Um crítico que se tornou insider
Por mais de três décadas, Cai dissecou de perto o Partido por dentro. Ao longo de sua carreira acadêmica, ela examinou seu funcionamento interno e ideologias. Ela deu aula após aula para oficiais, primeiro em uma escola local do Partido em sua província natal de Jiangsu e depois na Escola Central do Partido em Pequim – o campo de treinamento de elite para os quadros mais graduados e estrelas políticas em ascensão da China.O foco de sua pesquisa mudou mais tarde da ideologia para a transição política democrática, na esperança de que o Partido pudesse um dia começar a se reformar internamente, permitindo uma democracia intrapartidária mais ampla.Mas foi de dentro que Cai observou o Partido Comunista, o único partido governante na China continental, assumir uma postura mais dura em debates internos e dissidências. Sob o ex-presidente Hu Jintao, antecessor de Xi, a dissidência ainda era tolerada – embora o espaço já estivesse diminuindo, disse Cai. Desde que Xi chegou ao poder, entretanto, a democracia intrapartidária se tornou apenas um nome vazio, acrescentou ela.”O que ele enfatizou foi a concentração de poder e a absoluta conformidade e lealdade à liderança central do Partido”, disse ela. “Ele não permite vozes dissidentes de dentro do Partido, punindo aqueles que expressam uma opinião diferente com a disciplina do Partido e acusações de corrupção.”

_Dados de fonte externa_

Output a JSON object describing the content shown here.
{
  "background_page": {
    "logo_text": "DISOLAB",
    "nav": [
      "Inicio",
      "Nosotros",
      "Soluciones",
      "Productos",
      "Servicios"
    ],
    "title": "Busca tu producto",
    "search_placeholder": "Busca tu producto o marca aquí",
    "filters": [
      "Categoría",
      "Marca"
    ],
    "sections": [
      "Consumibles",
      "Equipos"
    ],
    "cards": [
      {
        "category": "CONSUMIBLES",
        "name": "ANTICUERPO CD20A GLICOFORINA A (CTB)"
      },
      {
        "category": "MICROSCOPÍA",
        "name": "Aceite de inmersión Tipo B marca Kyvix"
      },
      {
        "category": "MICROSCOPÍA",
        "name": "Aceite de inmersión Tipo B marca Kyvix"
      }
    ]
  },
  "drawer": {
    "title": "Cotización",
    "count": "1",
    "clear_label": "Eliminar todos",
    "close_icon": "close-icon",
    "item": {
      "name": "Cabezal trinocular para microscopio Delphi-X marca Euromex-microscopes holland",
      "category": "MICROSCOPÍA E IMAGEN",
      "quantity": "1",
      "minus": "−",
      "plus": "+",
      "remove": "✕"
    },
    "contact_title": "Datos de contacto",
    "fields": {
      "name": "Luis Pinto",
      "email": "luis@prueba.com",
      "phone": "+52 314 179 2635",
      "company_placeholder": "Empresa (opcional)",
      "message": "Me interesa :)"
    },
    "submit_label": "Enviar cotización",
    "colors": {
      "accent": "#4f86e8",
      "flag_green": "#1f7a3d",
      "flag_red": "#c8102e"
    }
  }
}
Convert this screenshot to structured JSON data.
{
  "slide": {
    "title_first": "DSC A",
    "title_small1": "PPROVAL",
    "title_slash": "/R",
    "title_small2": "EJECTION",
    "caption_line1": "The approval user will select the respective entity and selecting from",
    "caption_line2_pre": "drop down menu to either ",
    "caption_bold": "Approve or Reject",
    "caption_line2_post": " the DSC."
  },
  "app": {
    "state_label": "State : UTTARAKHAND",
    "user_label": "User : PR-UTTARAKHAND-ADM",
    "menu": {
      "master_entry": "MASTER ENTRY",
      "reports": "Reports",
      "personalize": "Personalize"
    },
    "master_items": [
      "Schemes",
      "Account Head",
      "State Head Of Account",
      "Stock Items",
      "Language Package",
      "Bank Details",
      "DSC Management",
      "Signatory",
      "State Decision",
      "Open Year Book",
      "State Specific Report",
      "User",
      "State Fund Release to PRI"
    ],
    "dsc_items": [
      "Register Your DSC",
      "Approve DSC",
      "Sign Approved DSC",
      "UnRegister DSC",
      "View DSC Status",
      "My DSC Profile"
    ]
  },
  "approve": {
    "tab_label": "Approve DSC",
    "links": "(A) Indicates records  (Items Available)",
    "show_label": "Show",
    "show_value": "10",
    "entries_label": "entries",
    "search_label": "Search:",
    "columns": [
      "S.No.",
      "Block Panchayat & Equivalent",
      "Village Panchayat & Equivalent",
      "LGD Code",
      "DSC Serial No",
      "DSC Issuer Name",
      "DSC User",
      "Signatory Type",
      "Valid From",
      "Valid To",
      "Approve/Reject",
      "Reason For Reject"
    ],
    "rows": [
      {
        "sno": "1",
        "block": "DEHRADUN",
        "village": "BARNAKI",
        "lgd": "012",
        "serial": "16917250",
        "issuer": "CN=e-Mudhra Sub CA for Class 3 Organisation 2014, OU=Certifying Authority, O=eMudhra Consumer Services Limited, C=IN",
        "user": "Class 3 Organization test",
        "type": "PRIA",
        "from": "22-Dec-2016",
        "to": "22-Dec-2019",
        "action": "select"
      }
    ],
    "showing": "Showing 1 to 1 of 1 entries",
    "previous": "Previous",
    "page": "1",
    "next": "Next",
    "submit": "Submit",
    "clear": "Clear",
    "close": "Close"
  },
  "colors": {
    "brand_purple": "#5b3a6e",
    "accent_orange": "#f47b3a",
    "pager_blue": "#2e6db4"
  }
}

No mês passado, o Partido expulsou Ren Zhiqiang , um influente magnata do mercado imobiliário e membro de longa data do Partido, por “grave violação” da disciplina e da lei do Partido, depois que ele escreveu um ensaio criticando a resposta de Xi à epidemia de coronavírus.Em um comunicado , o cão de guarda disciplinar do Partido acusou Ren de não seguir a linha do Partido em “grandes questões de princípio”, “manchar o Partido e a imagem do país” e ser “desleal e desonesto com o Partido”. Também acusou Ren de corrupção e o entregou ao Ministério Público para investigação criminal.Cai já havia expressado apoio a Ren quando o magnata declarado foi silenciado da mídia social chinesa em 2016, depois que questionou a ordem de Xi de que toda mídia estatal deve permanecer fiel ao Partido em comentários online. Desta vez, ela escreveu um ensaio em sua defesa, chamando Ren de a última vítima da “repressão implacável” de Xi à dissidência dentro do Partido.